The lake was in the front of a glacier, and there is permafrost in the underground, the floor of the lake simply melted the permafrost and I have from other sources that the area had a lot of caves in the underground, so now you have a empty lake and a cave full of freshwater. The sediment in the lakebotton are ground pulp from the rocks rubbet of by the glaciers movement to the edge.
When the ground pulp is drying up it looks like cement and can be transported by the wind into the ice again as a duststorm and black ice melting faster than white ice.
Posted by: S.E. Hendriksen | June 22, 2007 07:31 PM
how magical it is!
Posted by: demi | June 23, 2007 01:14 AM
Perhaps some permafrost melted beneath the lake, opening a preexisting channel.
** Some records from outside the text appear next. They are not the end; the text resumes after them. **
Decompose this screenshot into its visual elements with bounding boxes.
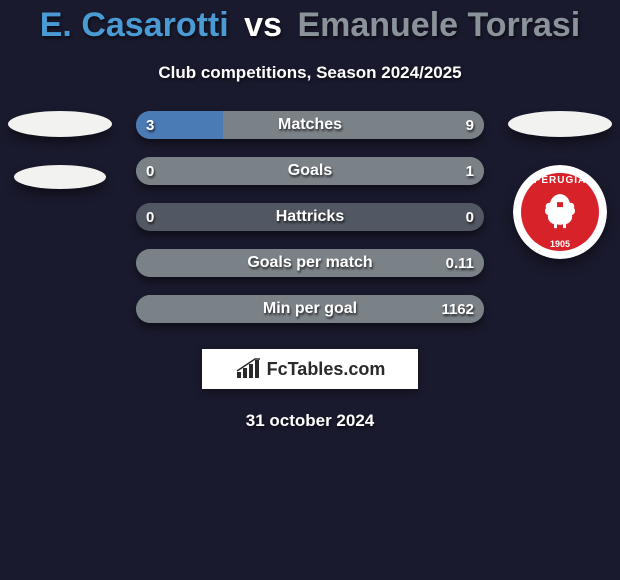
stat-bar: 39Matches — [136, 111, 484, 139]
stat-bars: 39Matches 01Goals 0 0Hattricks 0.11Goals per… — [136, 111, 484, 323]
badge-text-top: PERUGIA — [513, 175, 607, 186]
bar-fill-right — [136, 295, 484, 323]
bar-fill-right — [223, 111, 484, 139]
vs-label: vs — [244, 6, 282, 44]
stat-bar: 0 0Hattricks — [136, 203, 484, 231]
griffin-icon — [537, 188, 583, 234]
stat-bar: 01Goals — [136, 157, 484, 185]
date-text: 31 october 2024 — [0, 411, 620, 431]
bar-fill-left — [136, 111, 223, 139]
brand-chart-icon — [235, 358, 261, 380]
player1-name: E. Casarotti — [40, 6, 229, 44]
left-club-placeholder-2 — [14, 165, 106, 189]
left-club-placeholder-1 — [8, 111, 112, 137]
stat-bar: 0.11Goals per match — [136, 249, 484, 277]
right-club-placeholder-1 — [508, 111, 612, 137]
stat-label: Hattricks — [136, 203, 484, 231]
player2-name: Emanuele Torrasi — [297, 6, 580, 44]
badge-year: 1905 — [513, 239, 607, 249]
stat-value-right: 0 — [466, 203, 474, 231]
right-logos: PERUGIA 1905 — [500, 111, 620, 259]
bar-fill-right — [136, 157, 484, 185]
club-badge-perugia: PERUGIA 1905 — [513, 165, 607, 259]
subtitle: Club competitions, Season 2024/2025 — [0, 63, 620, 83]
page-title: E. Casarotti vs Emanuele Torrasi — [0, 0, 620, 45]
stat-bar: 1162Min per goal — [136, 295, 484, 323]
left-logos — [0, 111, 120, 189]
bar-fill-right — [136, 249, 484, 277]
main-area: PERUGIA 1905 39Matches 01Goals 0 0Hattricks… — [0, 83, 620, 431]
brand-text: FcTables.com — [267, 359, 386, 380]
brand-box: FcTables.com — [202, 349, 418, 389]
stat-value-left: 0 — [146, 203, 154, 231]
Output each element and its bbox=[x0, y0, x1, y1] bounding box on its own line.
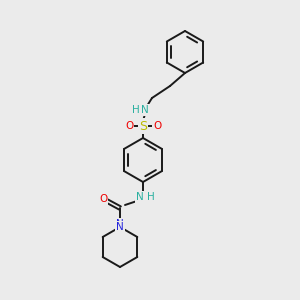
Text: H: H bbox=[132, 105, 140, 115]
Text: O: O bbox=[153, 121, 161, 131]
Text: N: N bbox=[116, 219, 124, 229]
Text: S: S bbox=[139, 119, 147, 133]
Text: N: N bbox=[136, 192, 144, 202]
Text: H: H bbox=[147, 192, 155, 202]
Text: N: N bbox=[141, 105, 149, 115]
Text: O: O bbox=[125, 121, 133, 131]
Text: N: N bbox=[116, 222, 124, 232]
Text: O: O bbox=[99, 194, 107, 204]
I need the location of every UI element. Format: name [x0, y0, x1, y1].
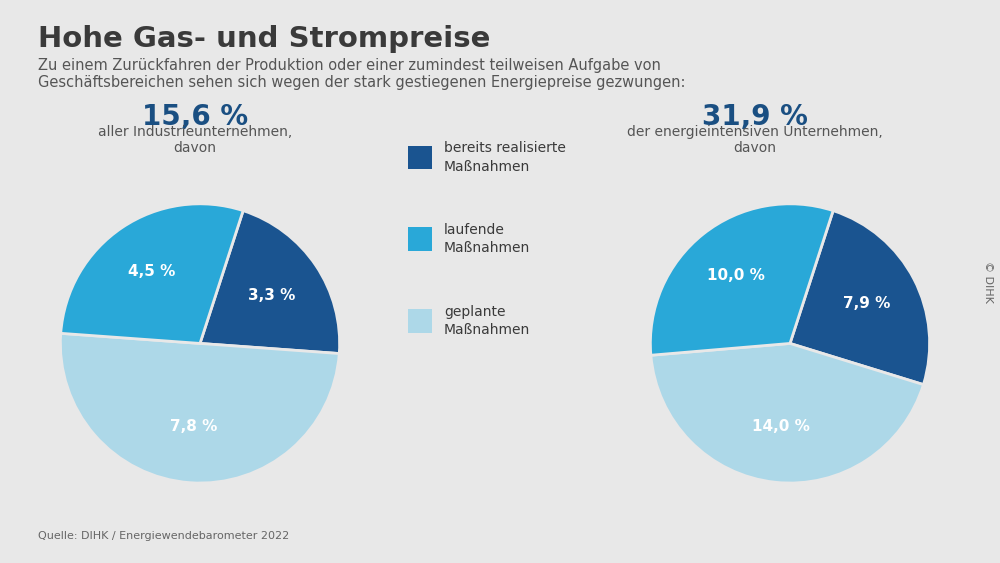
Text: bereits realisierte
Maßnahmen: bereits realisierte Maßnahmen: [444, 141, 566, 174]
Wedge shape: [61, 204, 243, 343]
Text: geplante
Maßnahmen: geplante Maßnahmen: [444, 305, 530, 337]
Text: 10,0 %: 10,0 %: [707, 268, 765, 283]
Text: davon: davon: [174, 141, 216, 155]
Text: © DIHK: © DIHK: [983, 261, 993, 303]
Text: 4,5 %: 4,5 %: [128, 264, 175, 279]
Wedge shape: [650, 204, 833, 355]
Text: davon: davon: [734, 141, 776, 155]
Wedge shape: [790, 211, 930, 385]
Text: 7,8 %: 7,8 %: [170, 419, 218, 435]
Text: Geschäftsbereichen sehen sich wegen der stark gestiegenen Energiepreise gezwunge: Geschäftsbereichen sehen sich wegen der …: [38, 75, 686, 90]
Text: laufende
Maßnahmen: laufende Maßnahmen: [444, 223, 530, 256]
Text: 3,3 %: 3,3 %: [248, 288, 296, 303]
Wedge shape: [200, 211, 340, 354]
Text: 15,6 %: 15,6 %: [142, 103, 248, 131]
Wedge shape: [651, 343, 923, 483]
Text: Hohe Gas- und Strompreise: Hohe Gas- und Strompreise: [38, 25, 490, 53]
Text: 14,0 %: 14,0 %: [752, 419, 810, 434]
Text: aller Industrieunternehmen,: aller Industrieunternehmen,: [98, 125, 292, 139]
Text: der energieintensiven Unternehmen,: der energieintensiven Unternehmen,: [627, 125, 883, 139]
Text: Zu einem Zurückfahren der Produktion oder einer zumindest teilweisen Aufgabe von: Zu einem Zurückfahren der Produktion ode…: [38, 58, 661, 73]
Wedge shape: [60, 333, 339, 483]
Text: 31,9 %: 31,9 %: [702, 103, 808, 131]
Text: Quelle: DIHK / Energiewendebarometer 2022: Quelle: DIHK / Energiewendebarometer 202…: [38, 531, 289, 541]
Text: 7,9 %: 7,9 %: [843, 296, 891, 311]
Global warming??
Posted by: jackO | June 24, 2007 02:23 AM
I suspect earthquake did the trick. Earthquake break open the ice floor, which had an underground opening, possibly a cave.
I suspect the cave had a vacuum which sucked the water at much faster rate than expected.
Posted by: Vishal Jhanji | June 25, 2007 04:40 PM
it is the end times the world is coming to an end so those who are not ready should be prepared for jesus's second coming.